We now know that all of this is built on a foundation of sand.
From here:
🚨RCP8.5 is Officially Dead - by Roger Pielke Jr.
The new scenarios come from the Coupled Model Intercomparison Project (CMIP) — a project of the World Climate Research Programme (WCRP), co-sponsored by the World Meteorological Organization, the International Science Council, and UNESCO’s Intergovernmental Oceanographic Commission.
Under CMIP, now in its seventh iteration, sits another little-known committee with responsibility for developing the scenarios necessary for earth system models to project future climate.1 That committee — called ScenarioMIP — just published the new scenario framework that will underpin the IPCC’s Seventh Assessment Report (AR7) and much of the research that it will draw upon.
When challenged form another committee with another acronym and obfuscate – well, Roger can write climate ‘models’ too.
The bottom line – although dropping the more extreme models, the assumptions behind he other models – especially those that forecast world population growth remain.
Last April I argued here at THB that the climate science community was on the brink of repeating the RCP8.5 mistake with SSP3-7.0 — which assumed a 2100 global population approaching 13 billion, well above any contemporary demographic projection and a five-fold expansion of global coal use. Neither assumption survives current understandings of demographics or energy systems.
ut the new HIGH still sits well above the plausibility range that we identified in Pielke, Burgess, and Ritchie (2022). We found that of the >1,000 scenarios in the AR5 database, the plausible subset centered on a median of ~3.4 W/m² in 2100, with an upper end near 6 W/m². The new HIGH scenario is well above that upper end.
The authors of Van Vuuren et al. partially acknowledge that the new HIGH scenario is exploratory — a thought experiment, not a projection:
“Clearly, this scenario is not a “business-as-usual” scenario nor the no-policy reference scenario for the other scenarios. The scenario is intended to explore the upper end of GHG emissions resulting from deep political, technological, and structural deviation from current trends.”
Note that first sentence — It means that any future research that compares the HIGH scenario to lower scenarios in order to characterize the effects of climate policy will be fundamentally flawed.

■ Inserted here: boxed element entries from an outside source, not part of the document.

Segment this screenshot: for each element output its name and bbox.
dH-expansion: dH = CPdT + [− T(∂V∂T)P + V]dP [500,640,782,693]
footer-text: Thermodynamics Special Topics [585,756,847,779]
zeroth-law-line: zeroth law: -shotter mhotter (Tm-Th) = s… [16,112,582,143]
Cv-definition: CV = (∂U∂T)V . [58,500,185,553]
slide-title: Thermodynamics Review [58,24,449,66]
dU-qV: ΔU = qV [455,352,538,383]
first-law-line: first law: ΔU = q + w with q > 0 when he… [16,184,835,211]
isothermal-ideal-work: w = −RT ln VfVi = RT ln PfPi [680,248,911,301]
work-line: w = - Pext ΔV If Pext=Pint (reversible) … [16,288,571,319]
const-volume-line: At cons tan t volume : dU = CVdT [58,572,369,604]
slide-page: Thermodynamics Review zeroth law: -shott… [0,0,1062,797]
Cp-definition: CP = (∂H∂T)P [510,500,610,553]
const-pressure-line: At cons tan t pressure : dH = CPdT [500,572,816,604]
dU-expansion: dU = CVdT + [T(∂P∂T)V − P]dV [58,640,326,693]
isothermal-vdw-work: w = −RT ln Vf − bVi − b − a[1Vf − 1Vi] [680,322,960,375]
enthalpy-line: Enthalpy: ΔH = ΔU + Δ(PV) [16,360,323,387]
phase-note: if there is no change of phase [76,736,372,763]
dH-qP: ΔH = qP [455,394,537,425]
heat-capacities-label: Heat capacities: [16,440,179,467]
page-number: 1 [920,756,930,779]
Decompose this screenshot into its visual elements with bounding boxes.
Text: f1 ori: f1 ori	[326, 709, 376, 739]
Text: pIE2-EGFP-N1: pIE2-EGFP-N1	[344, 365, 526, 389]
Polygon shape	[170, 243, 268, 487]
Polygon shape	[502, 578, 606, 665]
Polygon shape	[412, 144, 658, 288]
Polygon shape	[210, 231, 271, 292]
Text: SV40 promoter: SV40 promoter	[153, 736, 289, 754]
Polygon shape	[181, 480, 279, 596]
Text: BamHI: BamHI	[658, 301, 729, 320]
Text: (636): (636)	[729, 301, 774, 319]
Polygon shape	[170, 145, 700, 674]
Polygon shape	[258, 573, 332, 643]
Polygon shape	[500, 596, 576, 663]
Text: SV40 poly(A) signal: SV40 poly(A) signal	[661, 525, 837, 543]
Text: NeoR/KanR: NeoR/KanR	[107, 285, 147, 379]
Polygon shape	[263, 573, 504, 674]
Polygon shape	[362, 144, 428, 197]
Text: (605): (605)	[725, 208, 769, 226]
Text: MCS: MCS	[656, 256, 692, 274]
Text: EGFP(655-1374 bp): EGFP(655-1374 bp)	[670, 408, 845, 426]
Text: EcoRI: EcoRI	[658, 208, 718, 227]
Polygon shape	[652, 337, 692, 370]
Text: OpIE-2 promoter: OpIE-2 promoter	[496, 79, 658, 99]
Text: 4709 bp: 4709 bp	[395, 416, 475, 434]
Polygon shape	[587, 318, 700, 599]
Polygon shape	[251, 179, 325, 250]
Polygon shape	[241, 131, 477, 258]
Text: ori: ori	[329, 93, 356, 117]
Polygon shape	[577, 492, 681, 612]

The HIGH scenario is not a projective scenario, but a “what if?” exercise.
As discussed below, the new population assumptions of the updated SSP3 are ridiculous, and by themselves render the HIGH scenario implausible. The lack of any systematic effort to evaluate plausibility of scenarios remains a fundamental weakness of the scenario development process.
The 2024 demographic update (KC et al. 2024, IIASA Working Paper WP-24-003, also referred to as WIC2023) revises SSP 2100 populations upward: SSP3 jumps from 12.6 to 14.5 billion. SSP4 increases from 9.3 to 13.3 billion — an eye-popping 43% increase.
We’ve known since 2017 that upper end climate scenarios are fatally flawed. Nine years later, that understanding has now become officially recognized. That is good news.
We can debate whether nine years is short or long for the overturning of scientific understandings with massive economic and policy implications. But today, that overturning is undeniable.
The middle of the set (of scanrios)is more pessimistic than trajectories of current and announced policies. The plausibility vacuum at the heart of the architecture has yet to be addressed.
All this means that users of climate models and model output based on legacy scenarios will now face decisions about if and how they’d like to realign with the latest scientific understandings versus continuing to rely on outdated research.
Science is self-correcting. What matters now is what happens next.